Diogo Moreira był z pewnością jednym z najciekawszych debiutantów sezonu Moto3. Pierwsze podium w kategorii nie dotarło, choć było blisko, ale nie umniejsza to jego pięknemu debiutanckiemu sezonowi. Dla niego 8. miejsce w mistrzostwach świata i tytuł najlepszego debiutanta roku przed hiszpańskim duetem. Niewielu Brazylijczyków mogło zabrać głos w Mistrzostwach Świata (w rzeczywistości tylko jeden), a mała Moreira zdążyła już napisać kawałek historii. Czego można się po nim spodziewać w 2023 roku?
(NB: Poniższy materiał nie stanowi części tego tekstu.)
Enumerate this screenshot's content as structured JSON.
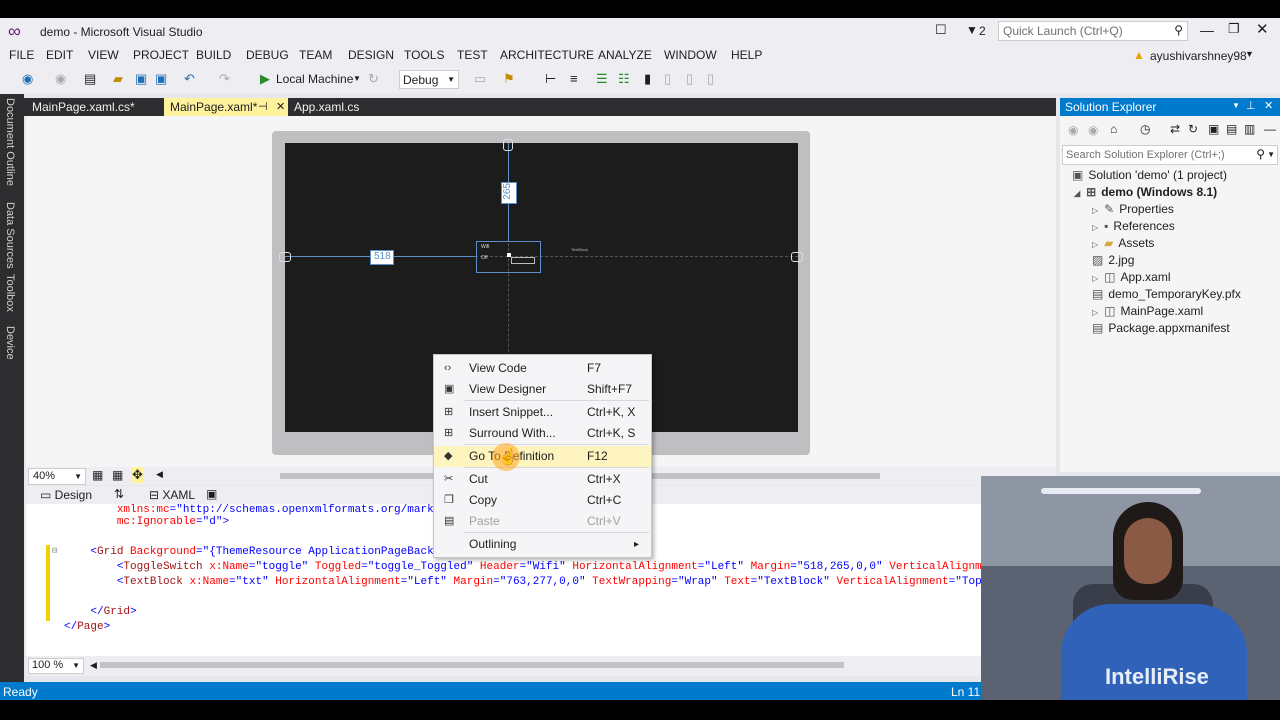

Maverick Vinales już poradził, aby mieć go na oku, wskazówka, która jest więcej niż aktualna również w następnym roku mistrzostw świata.
Cóż za piękny debiut!
Już teraz jest najlepszym Brazylijczykiem w klasie 125cc/Moto3, ale udało mu się też pokonać swojego mentora Alexa Barrosa. W tej chwili tylko jeden fakt: odniesienie odnosi się do historycznego pierwszego pole position zdobytego przez Moreirę na Silverstone, po zaledwie 12 GP świata. Samemu Barrosowi zajęło to dekadę! Z drugiej strony pierwsze podium Moreiry wciąż czeka, nawet jeśli w tym roku było kilka okazji. Ale finały GP nie były jego mocną stroną, będzie to coś do naprawienia w przyszłym roku. Najlepszym wynikiem na koniec było 5. miejsce w Malezji, szczyt doskonałego debiutanckiego roku, w którym często znajdował się w pierwszej dziesiątce. Jako debiutant miał kilka usprawiedliwionych błędów wynikających z braku doświadczenia, z których jeden pozostawił go z złamanie w lewej ręce, co skłoniło go do kilku lekarzy ogólnych. To było w Mugello, nawet wtedy był bardzo blisko podium…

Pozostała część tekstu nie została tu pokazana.